Piko seems to be doing well. No MTH yet nor new aristo
company with the exception of some old track.
Large scale seems to be doing fine. All Model Train scales took a hit a couple of years ago but seem to be coming back.
Much more expensive than it use to be, but if you want it you'll find the $
for sure.

Boo


----------



## josephunh (Mar 27, 2013)

It's nice AML is releasing some new stuff but how about making some of their other steam engines in 1:29 where there is so few of them on the market rather than diesels which there are plenty of.


----------



## David Leech (Dec 9, 2008)

josephunh said:


> It's nice AML is releasing some new stuff but how about making some of their other steam engines in 1:29 where there is so few of them on the market rather than diesels which there are plenty of.


Joseph,
Maybe I misunderstand your 'other steam engine' comment with regards to AML, as I am always confused about the structure of Accucraft, but isn't AML their 1/29 scale division anyway?
ATLS is their 'special' 1/32 live steam
ACL is both 1/32 and 1/20.3 live steam and electric
Accucraft UK is the United Kingdom organised models
Accucraft USA builds everything else .......
I THINK.
Or did you mean take some of the ATLS, ACL or Accucraft models and make them in 1/29?
All the best,
David Leech, Delta, Canada


----------



## josephunh (Mar 27, 2013)

my appologies I use AML as a whole and really don't consider all their other divisions seperate. I am considering their accucraft line of engines and other items where they have a lot of 1:32 and other scales and wish they would make them in electric 1:29 rather than doing another diesel run when USA and others already make a plethora of diesel lines yet there really is only the hudson and big boy for quality steam engines in 1:29 scale


----------



## Esppe Pete (Jan 21, 2008)

Josephnh, I couldn't agree with you more on 1/29 Steam from Accucraft/AML. They are making a Hudson and have the 0-6-0 in electric and live steam. I'm not sure if 1/29 live steam is going to be a big seller. Seams that is the Domain of 1/32. It is nice to have the option in 1/29 and I may bend on a SP 0-6-0 w/ Vandy Tender cause it looks great. Yet, for a switcher I would mutch rather have an electric SP 0-6-0 w/ Vandy Tender, changing directions and spoting cars is not really a Live Steam quality! I think ALM would do much Better w/ electric Steam as most existing 1/29's are wired. Who Agrees and who thinks ALM should make a electric 4-8-4 Northern in 1/29?


----------



## Charles (Jan 2, 2008)

*Steam operations with live steam*

"changing directions and spoting cars is not really a Live Steam quality!"

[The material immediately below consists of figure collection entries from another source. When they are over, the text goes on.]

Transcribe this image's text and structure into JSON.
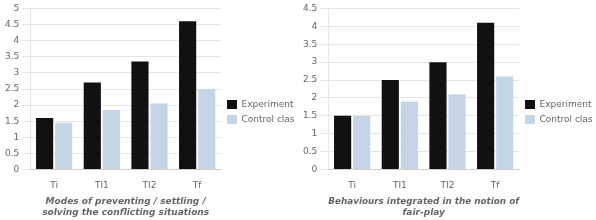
{
  "chart_data": [
    {
      "type": "bar",
      "categories": [
        "Ti",
        "TI1",
        "TI2",
        "Tf"
      ],
      "series": [
        {
          "name": "Experimental class",
          "color": "#111111",
          "values": [
            1.6,
            2.7,
            3.35,
            4.6
          ]
        },
        {
          "name": "Control class",
          "color": "#c5d5e5",
          "values": [
            1.45,
            1.85,
            2.05,
            2.5
          ]
        }
      ],
      "xlabel": "Modes of preventing / settling / solving the conflicting situations",
      "ylim": [
        0,
        5
      ],
      "yticks": [
        0,
        0.5,
        1,
        1.5,
        2,
        2.5,
        3,
        3.5,
        4,
        4.5,
        5
      ],
      "grid": true,
      "legend": "right"
    },
    {
      "type": "bar",
      "categories": [
        "Ti",
        "TI1",
        "TI2",
        "Tf"
      ],
      "series": [
        {
          "name": "Experimental class",
          "color": "#111111",
          "values": [
            1.5,
            2.5,
            3.0,
            4.1
          ]
        },
        {
          "name": "Control class",
          "color": "#c5d5e5",
          "values": [
            1.5,
            1.9,
            2.1,
            2.6
          ]
        }
      ],
      "xlabel": "Behaviours integrated in the notion of fair-play",
      "ylim": [
        0,
        4.5
      ],
      "yticks": [
        0,
        0.5,
        1,
        1.5,
        2,
        2.5,
        3,
        3.5,
        4,
        4.5
      ],
      "grid": true,
      "legend": "right"
    }
  ]
}
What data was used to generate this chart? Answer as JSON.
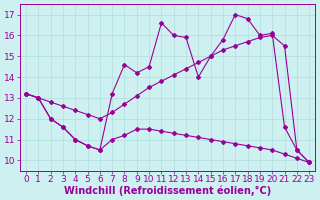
{
  "line1_x": [
    0,
    1,
    2,
    3,
    4,
    5,
    6,
    7,
    8,
    9,
    10,
    11,
    12,
    13,
    14,
    15,
    16,
    17,
    18,
    19,
    20,
    21,
    22,
    23
  ],
  "line1_y": [
    13.2,
    13.0,
    12.0,
    11.6,
    11.0,
    10.7,
    10.5,
    13.2,
    14.6,
    14.2,
    14.5,
    16.6,
    16.0,
    15.9,
    14.0,
    15.0,
    15.8,
    17.0,
    16.8,
    16.0,
    16.1,
    11.6,
    10.5,
    9.9
  ],
  "line2_x": [
    0,
    1,
    2,
    3,
    4,
    5,
    6,
    7,
    8,
    9,
    10,
    11,
    12,
    13,
    14,
    15,
    16,
    17,
    18,
    19,
    20,
    21,
    22,
    23
  ],
  "line2_y": [
    13.2,
    13.0,
    12.8,
    12.6,
    12.4,
    12.2,
    12.0,
    12.3,
    12.7,
    13.1,
    13.5,
    13.8,
    14.1,
    14.4,
    14.7,
    15.0,
    15.3,
    15.5,
    15.7,
    15.9,
    16.0,
    15.5,
    10.5,
    9.9
  ],
  "line3_x": [
    0,
    1,
    2,
    3,
    4,
    5,
    6,
    7,
    8,
    9,
    10,
    11,
    12,
    13,
    14,
    15,
    16,
    17,
    18,
    19,
    20,
    21,
    22,
    23
  ],
  "line3_y": [
    13.2,
    13.0,
    12.0,
    11.6,
    11.0,
    10.7,
    10.5,
    11.0,
    11.2,
    11.5,
    11.5,
    11.4,
    11.3,
    11.2,
    11.1,
    11.0,
    10.9,
    10.8,
    10.7,
    10.6,
    10.5,
    10.3,
    10.1,
    9.9
  ],
  "bg_color": "#cff0f0",
  "line_color": "#990099",
  "grid_color": "#b0dede",
  "xlim": [
    -0.5,
    23.5
  ],
  "ylim": [
    9.5,
    17.5
  ],
  "yticks": [
    10,
    11,
    12,
    13,
    14,
    15,
    16,
    17
  ],
  "xticks": [
    0,
    1,
    2,
    3,
    4,
    5,
    6,
    7,
    8,
    9,
    10,
    11,
    12,
    13,
    14,
    15,
    16,
    17,
    18,
    19,
    20,
    21,
    22,
    23
  ],
  "xlabel": "Windchill (Refroidissement éolien,°C)",
  "xlabel_fontsize": 7.0,
  "tick_fontsize": 6.5,
  "marker": "D",
  "marker_size": 2.0,
  "line_width": 0.8
}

Please do not short change the capability of live steam and the owner/operations. I rather not have a point of view put forth that live steam locomotives are only capable of going in circles.
In the past up in Canada there was a steam up dedicated
to true operational procedures from receiving a way bill and ticket for your train to time schedule. So of the "old timers" on MLS will recall this past annual event.


----------



## Ted Doskaris (Oct 7, 2008)

It seems to me AML (Accucraft) is well poised to spring new 1/29 scale products on the market for reasons already cited. I have been aware of their "new" offerings for at least 2 years. If only they could get the stuff out of gestation to take advantage of the present (and future) market place timing whist the other manufactures are moribund. If and when sales once again flourish, those moribund companies will resurface with product. So I wish Accucraft well and continue to do what I can to help them.

-Ted


----------



## Amber (Jul 29, 2011)

Is anyone doing a 1/32 scale RS-3?


----------



## Scottychaos (Jan 2, 2008)

Amber said:


> Is anyone doing a 1/32 scale RS-3?


No one has ever announced one..
and since a 1/29 scale RS3 already exists, I dont see any reason why anyone would..(although Large Scale manufacturers dont seem to care about duplication of models..which is weird, considering there are so many diesel types that haven't yet been made at all..)

Scot


----------